The structure of the novel is elegant and deceptively simple. The
action takes place in two widely separated locations. The first on a
battlefield in Korea. The second, in the small town of Winfield,
West Virginia. The events taking place are also seperated by nine
years of time.

Set in a battle zone somewhere in Korea in 1950, Corporal Robert
Leavitt reflects back on the story of his boyhood on the streets of
Philadelphia; his meeting with Lola; and his awareness that she is now
carrying their soon to be born son Termite. His last moments in life
are tragic, but heroic.

The novel then flashes ahead nine years in time to Winfield, West
Virginia where Termite-who was born handicapped- now lives with his
seventeen year old half-sister Lark, and his mother's sister Aunt
Nonie. What happened to their mother has not yet been revealed, nor
has the identity of the man who was Lark's father. There are more
mysteries yet to come.

Mythic in theme and substance (for instance, the father dies the same
moment his son is born); the characters tell their own stories using
words that appeal more to the senses than to the mind.
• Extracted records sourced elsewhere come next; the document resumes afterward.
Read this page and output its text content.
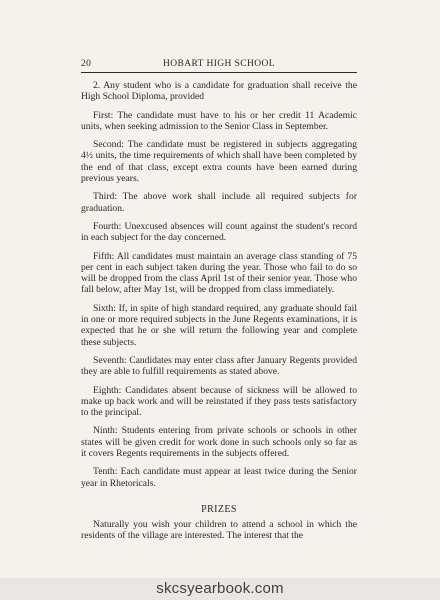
20	HOBART HIGH SCHOOL

2. Any student who is a candidate for graduation shall receive the High School Diploma, provided

First: The candidate must have to his or her credit 11 Academic units, when seeking admission to the Senior Class in September.

Second: The candidate must be registered in subjects aggregating 4½ units, the time requirements of which shall have been completed by the end of that class, except extra counts have been earned during previous years.

Third: The above work shall include all required subjects for graduation.

Fourth: Unexcused absences will count against the student's record in each subject for the day concerned.

Fifth: All candidates must maintain an average class standing of 75 per cent in each subject taken during the year. Those who fail to do so will be dropped from the class April 1st of their senior year. Those who fall below, after May 1st, will be dropped from class immediately.

Sixth: If, in spite of high standard required, any graduate should fail in one or more required subjects in the June Regents examinations, it is expected that he or she will return the following year and complete these subjects.

Seventh: Candidates may enter class after January Regents provided they are able to fulfill requirements as stated above.

Eighth: Candidates absent because of sickness will be allowed to make up back work and will be reinstated if they pass tests satisfactory to the principal.

Ninth: Students entering from private schools or schools in other states will be given credit for work done in such schools only so far as it covers Regents requirements in the subjects offered.

Tenth: Each candidate must appear at least twice during the Senior year in Rhetoricals.

PRIZES

Naturally you wish your children to attend a school in which the residents of the village are interested. The interest that the

skcsyearbook.com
Termite himself, who was born nearly blind and can't walk, has to
express his view of the world through the sounds of words rather than
their articulate meanings.

Lark , who spends the most time with her little brother, attempts to
explain that: "(he) . . . remembers cadences of songs and rhymes, like
he recognizes sounds, not words." And then goes on to further
explain: "He doesn't need words. He needs his strip of blue and the
space under the rail bridge by the river. He needs to see the river
while the train roars over top."

Coming to a climax when a great flood hits the town-that's for these
folk, Biblical in proportion- the disperate threads of the story are
finally rewoven together and the novelist reveals, in her own poetic
way, how her characters come to accept the fragilities of what it means to become truly human.

A deeply moving reading experience, this novel will remind you how important it is to never lose your sense of wonder.